Текст все равно опять подсунут, как в тот раз в ЦК ВЛКСМ, год назад, и ни шагу в сторону. Не мне, правда, подсунули, но все равно. Прочитать-то сумею.

– И заплатим, – говорят. – Что ж сразу-то не сказали? Ну тогда конечно. Да ладно, это я шучу. Хорошо, договорились.

Запись была в конце февраля. До Шаболовки добрался своим ходом, там уже ждали два автобуса телевидения – в одном режиссер передачи с ассистентом, разбитной гуттаперчевой девицей в огромной меховой шапке, в другом – светотехники и звукотехники со своей громоздкой аппаратурой. Солистов не было, они опаздывали, и их подвезли позже прямо в Горки. Да они и не нужны были поначалу, пока устанавливали оборудование.

За разговорами дорога до Горок прошла незаметно. Там-то я и рассказал, что крылось за советом научного отдела ЦК обратиться ко мне. Посмеялись, и отношения установились.

Прямо перед въездом в ворота к дому-музею автобус с техниками, который шел перед нами, резко взял вправо и исчез за снежной пылью. Режиссер выругался. Ассистентша тоже прокомментировала неодобрительно. На мой удивленный вопрос: «В чем дело?» – режиссер хмуро пояснил, что поехали за водкой. Я думал, шутит. Ничего подобного. Скоро все прояснилось, для меня во всяком случае. Водку техники действительно привезли и довольно оперативно, прямо за расстановкой аппаратуры, с ней разобрались. Предложили и мне, но я вежливо отказался. Не обиделись. Как я ощутил, они выполнили свой моральный долг, предложив, а я свой, отказавшись. И все остались довольны.


А дальше подвезли солистов, и началось сугубо советское действо, в котором профессионализм одной стороны, а именно солистов-исполнителей, полностью компенсировался откровенным раздолбайством другой, а именно техников. Кстати, по случаю подготовки передачи дом-музей был на день закрыт для публики, об этом заранее было сообщено в экскурсионные бюро и другие заинтересованные организации. Поэтому посетителей не было, и главный зал музея был заставлен аппаратурой. Исполнялись песни, которые, по замыслу авторов передачи, могли звучать «в то время».


Ленин в Горках

Поскольку акустики в музее не было, пели, естественно, под фонограмму. Отсчет велся от двадцати. По достижении три-два-один Калинина (она снималась первой) набирала в легкие воздуху, открывала рот и под включенную музыку типа начинала петь. В этот критический момент пьяный осветитель задевал плечом один из софитов, а то и два сразу, появлялись блики и тени, режиссер кричал «стоп», и все начиналось сначала – установка и проверка аппаратуры, поза исполнителя, отсчет от двадцати и так далее. Становилось ясно, что это надолго.

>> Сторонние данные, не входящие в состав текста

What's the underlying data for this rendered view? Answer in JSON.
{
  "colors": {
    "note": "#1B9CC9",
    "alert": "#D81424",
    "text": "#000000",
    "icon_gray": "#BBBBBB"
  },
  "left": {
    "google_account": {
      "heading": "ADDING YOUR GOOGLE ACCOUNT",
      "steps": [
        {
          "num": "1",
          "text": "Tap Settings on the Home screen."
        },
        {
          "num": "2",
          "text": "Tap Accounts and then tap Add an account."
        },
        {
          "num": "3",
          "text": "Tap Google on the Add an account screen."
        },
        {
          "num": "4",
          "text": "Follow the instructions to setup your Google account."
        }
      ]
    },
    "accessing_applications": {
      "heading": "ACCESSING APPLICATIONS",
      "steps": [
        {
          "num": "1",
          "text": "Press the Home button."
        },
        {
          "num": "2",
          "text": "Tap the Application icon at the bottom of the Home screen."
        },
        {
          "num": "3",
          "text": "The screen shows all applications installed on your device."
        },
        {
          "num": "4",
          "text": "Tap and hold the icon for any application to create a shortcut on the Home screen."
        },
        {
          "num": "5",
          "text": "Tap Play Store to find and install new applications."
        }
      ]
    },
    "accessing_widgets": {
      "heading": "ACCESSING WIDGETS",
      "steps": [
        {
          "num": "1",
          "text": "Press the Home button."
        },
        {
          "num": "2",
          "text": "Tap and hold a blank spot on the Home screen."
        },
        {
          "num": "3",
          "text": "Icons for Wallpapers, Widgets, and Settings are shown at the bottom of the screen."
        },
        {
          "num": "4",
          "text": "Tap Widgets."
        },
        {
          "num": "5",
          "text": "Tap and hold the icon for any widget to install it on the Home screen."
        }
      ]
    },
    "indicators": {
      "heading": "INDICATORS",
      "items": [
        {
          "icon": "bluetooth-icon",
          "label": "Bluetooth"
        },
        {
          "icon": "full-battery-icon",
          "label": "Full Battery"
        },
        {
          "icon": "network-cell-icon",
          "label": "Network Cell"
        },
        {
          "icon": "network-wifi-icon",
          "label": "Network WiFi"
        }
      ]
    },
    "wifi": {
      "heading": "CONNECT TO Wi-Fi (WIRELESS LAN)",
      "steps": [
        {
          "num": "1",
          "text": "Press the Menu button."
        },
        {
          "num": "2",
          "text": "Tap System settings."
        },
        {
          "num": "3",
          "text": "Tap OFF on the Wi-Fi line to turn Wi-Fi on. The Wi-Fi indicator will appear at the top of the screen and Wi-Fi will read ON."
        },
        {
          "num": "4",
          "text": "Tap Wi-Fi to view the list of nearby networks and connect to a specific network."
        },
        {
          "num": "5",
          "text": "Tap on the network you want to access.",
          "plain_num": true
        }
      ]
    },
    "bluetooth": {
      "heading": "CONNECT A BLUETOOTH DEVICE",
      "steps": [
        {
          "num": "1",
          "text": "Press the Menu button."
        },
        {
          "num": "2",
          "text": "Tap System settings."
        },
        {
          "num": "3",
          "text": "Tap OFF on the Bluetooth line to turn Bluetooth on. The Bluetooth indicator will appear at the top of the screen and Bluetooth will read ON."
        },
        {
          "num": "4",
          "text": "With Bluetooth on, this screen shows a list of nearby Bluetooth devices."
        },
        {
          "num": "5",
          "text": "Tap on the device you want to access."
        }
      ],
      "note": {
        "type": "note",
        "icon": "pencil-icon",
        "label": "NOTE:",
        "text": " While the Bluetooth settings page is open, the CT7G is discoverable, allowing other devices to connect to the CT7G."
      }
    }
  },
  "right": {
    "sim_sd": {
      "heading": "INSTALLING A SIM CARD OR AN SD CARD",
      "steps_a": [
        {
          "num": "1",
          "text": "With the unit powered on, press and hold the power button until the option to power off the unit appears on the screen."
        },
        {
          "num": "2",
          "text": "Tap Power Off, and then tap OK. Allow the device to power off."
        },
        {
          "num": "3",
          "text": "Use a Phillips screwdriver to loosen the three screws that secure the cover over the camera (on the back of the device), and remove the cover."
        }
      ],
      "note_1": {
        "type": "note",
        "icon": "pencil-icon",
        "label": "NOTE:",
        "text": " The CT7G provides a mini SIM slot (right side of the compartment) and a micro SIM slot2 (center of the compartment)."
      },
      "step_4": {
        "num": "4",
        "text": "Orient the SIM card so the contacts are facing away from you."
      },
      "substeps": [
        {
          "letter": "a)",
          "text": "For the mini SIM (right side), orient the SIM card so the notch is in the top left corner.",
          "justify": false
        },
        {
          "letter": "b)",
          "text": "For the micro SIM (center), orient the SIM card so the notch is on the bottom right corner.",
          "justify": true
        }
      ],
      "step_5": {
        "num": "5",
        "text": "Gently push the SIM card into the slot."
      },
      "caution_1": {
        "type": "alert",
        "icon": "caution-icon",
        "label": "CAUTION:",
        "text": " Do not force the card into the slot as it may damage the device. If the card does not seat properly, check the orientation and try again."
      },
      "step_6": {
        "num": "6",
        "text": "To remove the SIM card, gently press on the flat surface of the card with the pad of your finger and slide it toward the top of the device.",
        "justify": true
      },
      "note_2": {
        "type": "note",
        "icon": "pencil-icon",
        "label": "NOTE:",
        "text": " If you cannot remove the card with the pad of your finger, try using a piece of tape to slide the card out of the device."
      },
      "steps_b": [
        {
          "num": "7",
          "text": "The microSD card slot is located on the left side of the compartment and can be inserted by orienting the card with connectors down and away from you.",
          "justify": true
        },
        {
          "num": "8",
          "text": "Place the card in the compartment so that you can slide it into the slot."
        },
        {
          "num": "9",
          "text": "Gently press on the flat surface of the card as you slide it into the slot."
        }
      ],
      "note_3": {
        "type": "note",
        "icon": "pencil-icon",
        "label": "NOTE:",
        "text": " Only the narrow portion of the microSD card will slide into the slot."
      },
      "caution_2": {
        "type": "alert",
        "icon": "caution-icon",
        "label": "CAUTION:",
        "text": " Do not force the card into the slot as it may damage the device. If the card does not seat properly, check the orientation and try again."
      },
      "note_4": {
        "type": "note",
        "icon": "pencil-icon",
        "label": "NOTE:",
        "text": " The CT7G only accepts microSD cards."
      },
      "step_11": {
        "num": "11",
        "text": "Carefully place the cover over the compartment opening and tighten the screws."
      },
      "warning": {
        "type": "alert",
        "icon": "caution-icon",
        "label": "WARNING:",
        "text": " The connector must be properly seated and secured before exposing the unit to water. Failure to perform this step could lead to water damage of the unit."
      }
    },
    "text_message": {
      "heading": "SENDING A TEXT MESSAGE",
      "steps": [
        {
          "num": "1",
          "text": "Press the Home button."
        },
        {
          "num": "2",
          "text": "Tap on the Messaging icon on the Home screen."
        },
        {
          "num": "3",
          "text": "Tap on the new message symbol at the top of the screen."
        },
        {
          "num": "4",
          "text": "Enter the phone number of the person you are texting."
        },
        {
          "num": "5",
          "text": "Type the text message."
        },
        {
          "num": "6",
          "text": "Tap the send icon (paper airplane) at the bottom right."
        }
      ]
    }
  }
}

Должен сказать, что на меня большое впечатление произвел Ворошило. Он оказался крупным, широкоплечим, и когда он, набрав воздуха, широко запевал «Вдоль по Питерской», под фонограмму или без, дух захватывало. В одном из перерывов мы фотографировались на память, он обнял меня за плечи, и я просто утонул в его раздольной фигуре. К счастью или нет, но фотографий этих я так никогда и не увидел – гуттаперчевая, которая и снимала, их зажала.

Текст выступления мне пока не давали. Видимо, потому, что мое вступление к передаче должно было по плану записываться последним. В один из перерывов я подошел к режиссеру и аккуратно намекнул, что пора бы мне и на текст взглянуть. Время-то идет, а я бы потренировался лишний раз. Из ответа режиссера я, к своему удивлению, смешанному с ощущением некоторой невероятности, уяснил, что заготовленного текста нет, и я могу говорить, что хочу. Лишнее они вырежут, исходя из продолжительности передачи (и содержания моей речи, мысленно добавил я).

– Ну, – говорю, – ребята, вы даете. Вот это свобода.

Режиссер хмыкнул и с очевидной неискренностью согласился.

Пришлось творить на ходу. Но мыслей особых не было. Я остро ощутил отсутствие необходимой подготовки. Это не химия, где можно было бы сходу ввернуть что-либо про молекулы, или про ДНК с хромосомами, или про ферменты как биологические катализаторы вкупе с соответствующей историей к месту из древнеегипетских времен или на худой конец из боевых операций союзников в южной части тихоокеанского театра военных действий – и все бы пошло как по маслу. А тут что – что Ленин родился в Симбирске? Что он с детства любил музыку? Что снаряд с «Авроры» чудом не угодил в Петроградскую консерваторию? Что «мало расстреливаем профессоров»? В общем, в отличие от своей прямой специальности, про Ленина и музыку, – а именно эта связка мне была нужна, – мне сказать ровным счетом было нечего. По крайней мере того, что аудитория не знала бы и без меня.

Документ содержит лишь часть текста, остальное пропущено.